The Cricut Explore as a CNC machine for Model Railroads
Shortly I'm going to give you a pretty good review of the Cricut Explore. But first I wanted to give everybody the heads up that I'm experimenting with now and I have a couple first impressions.
1. To use this machine you need to know how to make .svg graphics with alpha transparency. There are lots of programs that do this nicely and I haven't really picked a favorite yet.
2. The thinner the sheet of plastic you are using the more accurate cut you will get. This opens up a whole realm of possibilities that haven't been practical in the past. I'm especially interested in trying paper thin sheets to use as rounded sheet metal.

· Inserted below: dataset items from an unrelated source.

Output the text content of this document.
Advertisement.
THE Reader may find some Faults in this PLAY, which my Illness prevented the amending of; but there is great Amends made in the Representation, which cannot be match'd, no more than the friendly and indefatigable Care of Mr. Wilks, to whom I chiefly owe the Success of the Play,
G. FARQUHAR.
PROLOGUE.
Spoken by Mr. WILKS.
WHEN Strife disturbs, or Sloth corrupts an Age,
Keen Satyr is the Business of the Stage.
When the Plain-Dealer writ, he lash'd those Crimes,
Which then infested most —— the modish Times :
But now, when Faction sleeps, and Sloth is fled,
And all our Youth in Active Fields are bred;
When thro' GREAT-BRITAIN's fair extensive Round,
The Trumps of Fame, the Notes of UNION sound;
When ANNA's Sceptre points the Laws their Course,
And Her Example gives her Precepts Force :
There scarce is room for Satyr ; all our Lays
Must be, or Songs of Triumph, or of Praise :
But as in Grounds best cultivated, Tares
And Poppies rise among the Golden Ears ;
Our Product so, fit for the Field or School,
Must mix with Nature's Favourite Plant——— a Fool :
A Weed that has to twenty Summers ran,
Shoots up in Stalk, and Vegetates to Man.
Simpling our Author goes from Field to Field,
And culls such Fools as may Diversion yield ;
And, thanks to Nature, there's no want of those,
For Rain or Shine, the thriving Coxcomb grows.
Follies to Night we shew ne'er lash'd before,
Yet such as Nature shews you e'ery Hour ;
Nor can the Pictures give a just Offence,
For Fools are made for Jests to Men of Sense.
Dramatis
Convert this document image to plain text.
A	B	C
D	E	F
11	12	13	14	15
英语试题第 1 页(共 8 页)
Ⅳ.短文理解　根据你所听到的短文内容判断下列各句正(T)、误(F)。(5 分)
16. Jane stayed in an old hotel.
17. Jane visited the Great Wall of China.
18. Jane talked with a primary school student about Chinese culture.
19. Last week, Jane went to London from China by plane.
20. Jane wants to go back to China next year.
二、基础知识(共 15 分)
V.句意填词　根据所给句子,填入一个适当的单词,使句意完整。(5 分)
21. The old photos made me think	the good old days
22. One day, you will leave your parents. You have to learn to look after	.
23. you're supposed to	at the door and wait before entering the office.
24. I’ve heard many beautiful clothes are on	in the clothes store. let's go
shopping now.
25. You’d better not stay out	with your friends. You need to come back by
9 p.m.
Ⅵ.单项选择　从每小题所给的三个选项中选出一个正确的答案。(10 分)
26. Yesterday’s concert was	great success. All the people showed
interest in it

3. The combination of parts to make an assembly is really exciting. Recently I mentioned a project where I'm placing an MP15DC cab on an Athearn DD40 to make a huge switcher. I'm going to add 2 details that I'll make with the Cricut - a Commander's Independent Thermal Viewer at the front of the locomotive just like the kind found on tanks and a massive illumination system like the kind found on fishing boats. It might look crazy, but it will be fun.
The Cricut Explore opens a whole new world of kitbashing possibilities. I know that many projects take far too long to complete solely because the fabrication of accurate parts is such a daunting task.
On my first try, I made a set of parts to restore the pilots on the front and rear of an FP40 that I've been working on. It was simple. Plus, the pattern is saved in my library and I can do it all over again whenever I need to.